Noon: Afterward Joan and I rushed over to the Colony Club on Park Avenue for a luncheon honoring Deep Run Roots. Colony Club is the oldest women’s club in the city and, like Joan, an “only in New York” kind of thing.
2 p.m.: Arrived at Bon App’s test kitchen to finish preparation for the launch dinner. Brian and Luke were in good shape so I talked Insta-stories and food-world gossip with the magazine’s editor-in-chief, Adam Rapoport.
6:30 p.m.: Guests start to arrive and are welcomed with Tom Thumb sausage and muscadine grape skewers, oyster ceviche, creamed collard potato skins, and a Jefferson’s Bourbon cocktail made with the juice from my canned peaches. Bon App let me invite friends, so my New York posse celebrated the book alongside media folks. It was great.
9:30 p.m.: My team, as well as the A Chef’s Life crew, shot uptown a bit to Wild Air, where we snacked on the whole menu and drank from giant bottles of wine. Needless to say, we shut the place down.
WEDNESDAY, OCT. 5
10 a.m.: Arrived at Le Coucou for a very important business breakfast. I had the oeuf special. My guest had the saumon fumé and we split a French pancake with blueberries and crème fraiche.
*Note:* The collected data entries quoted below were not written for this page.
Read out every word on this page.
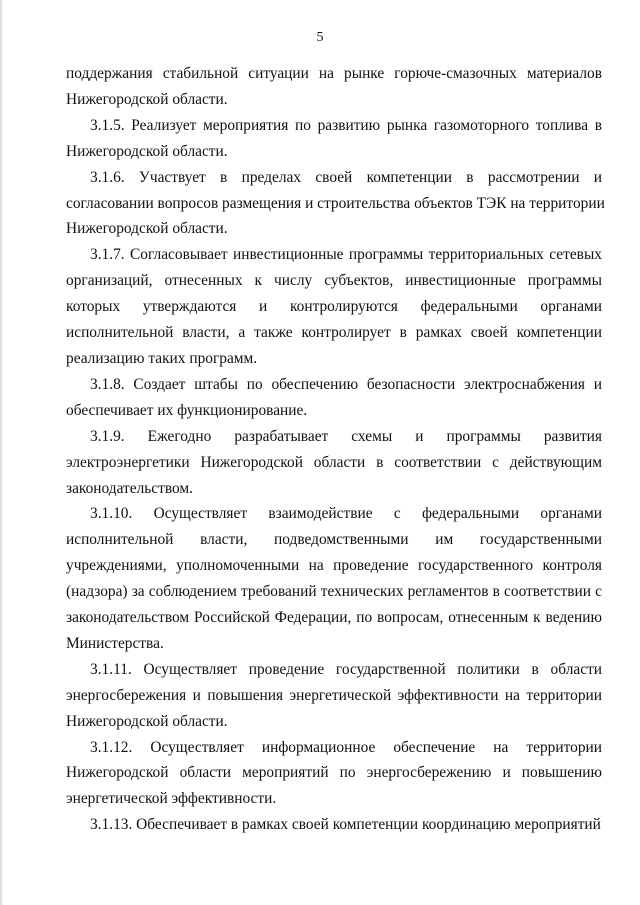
5
поддержания стабильной ситуации на рынке горюче-смазочных материалов
Нижегородской области.
3.1.5. Реализует мероприятия по развитию рынка газомоторного топлива в
Нижегородской области.
3.1.6. Участвует в пределах своей компетенции в рассмотрении и
согласовании вопросов размещения и строительства объектов ТЭК на территории
Нижегородской области.
3.1.7. Согласовывает инвестиционные программы территориальных сетевых
организаций, отнесенных к числу субъектов, инвестиционные программы
которых утверждаются и контролируются федеральными органами
исполнительной власти, а также контролирует в рамках своей компетенции
реализацию таких программ.
3.1.8. Создает штабы по обеспечению безопасности электроснабжения и
обеспечивает их функционирование.
3.1.9. Ежегодно разрабатывает схемы и программы развития
электроэнергетики Нижегородской области в соответствии с действующим
законодательством.
3.1.10. Осуществляет взаимодействие с федеральными органами
исполнительной власти, подведомственными им государственными
учреждениями, уполномоченными на проведение государственного контроля
(надзора) за соблюдением требований технических регламентов в соответствии с
законодательством Российской Федерации, по вопросам, отнесенным к ведению
Министерства.
3.1.11. Осуществляет проведение государственной политики в области
энергосбережения и повышения энергетической эффективности на территории
Нижегородской области.
3.1.12. Осуществляет информационное обеспечение на территории
Нижегородской области мероприятий по энергосбережению и повышению
энергетической эффективности.
3.1.13. Обеспечивает в рамках своей компетенции координацию мероприятий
Noon: I walked out of Le Coucou exhilarated and ran into my friend and fellow chef, Ashley Christensen. She was also in town to promote her first book, so we had a lot to talk about. Undeterred by the fact I had just eaten a huge breakfast, I walked to the West Village with Ashley and enjoyed a sprawling lunch at Via Carota with new and old friends. I’d say this spontaneous event was the most enjoyable of the trip.
3:30 p.m.: After rushing back to Brooklyn to fetch my bags, I made a pit-stop at Bloomberg Radio to talk all things Deep Run Roots before running (literally) to the Williams-Sonoma in Columbus Circle for my first official book signing.
5:30 p.m.: After the signing, I hopped in a cab to head to the airport. Unfortunately, I went to the wrong airport, missed my flight to Nashville and spent the night at a creepy hotel in Queens.